On Googling Lewis Carroll


                                 

So, I'm rereading a Kerry Greenwood novel and one of the chapters opens with a quote from Isaac Watts's How Doth The Little Busy Bee. And I remembered that it was one of the poems Lewis Carroll sent up in Alice In Wonderland. Alice, a very proper middle class Victorian child who has a nurse and a governess, has been taught a bunch of poems she gets completely wrong in the crazy world of Wonderland. This particular one came out as How Doth The Little Crocodile. Trying to remember the words, I Googled it and stumbled  across this article. Written in 1903, it is still very useful if you want to get the jokes Carroll was making. At the time the novel was written, every member of his child audience would have read the original poems he was sending up and rolled around laughing (and believe me, those poems fully deserved to be sent up!) - and the originals are quoted along with the Carroll parodies. 
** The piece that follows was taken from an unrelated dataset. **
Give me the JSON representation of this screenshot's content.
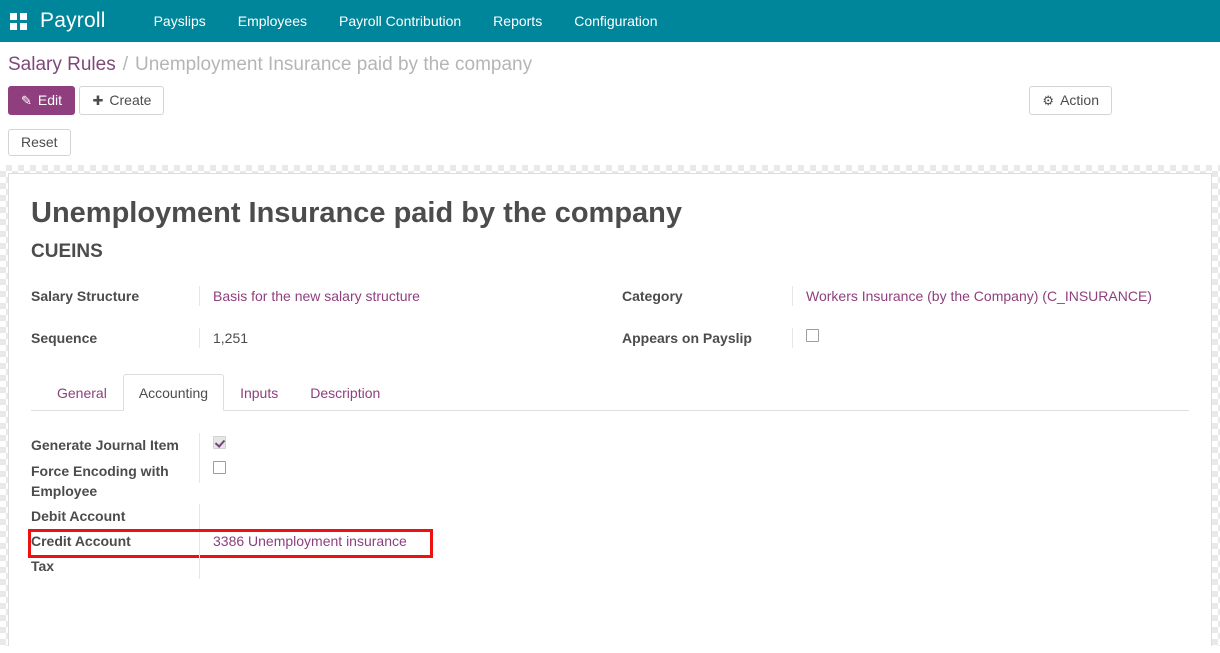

When I reread the two Alice books some time ago, I thought, how very Victorian! Kids today would miss most of the in-jokes, though there was plenty of fun there even if you didn't get the references -well, I read them when I was six or seven(Alice is seven, she mentions this to Humpty Dumpty, I think, or was it the Caterpillar?). I enjoyed them enough to name my first doll Alice. And that was without getting any of the in-jokes at all. 

But it's worth it, if you're curious, to check out that web page. I think I already knew some of the references, but not all. 

I still love the absurd world of Carroll. Who would have thought a mathematician could be so good at this sort of thing?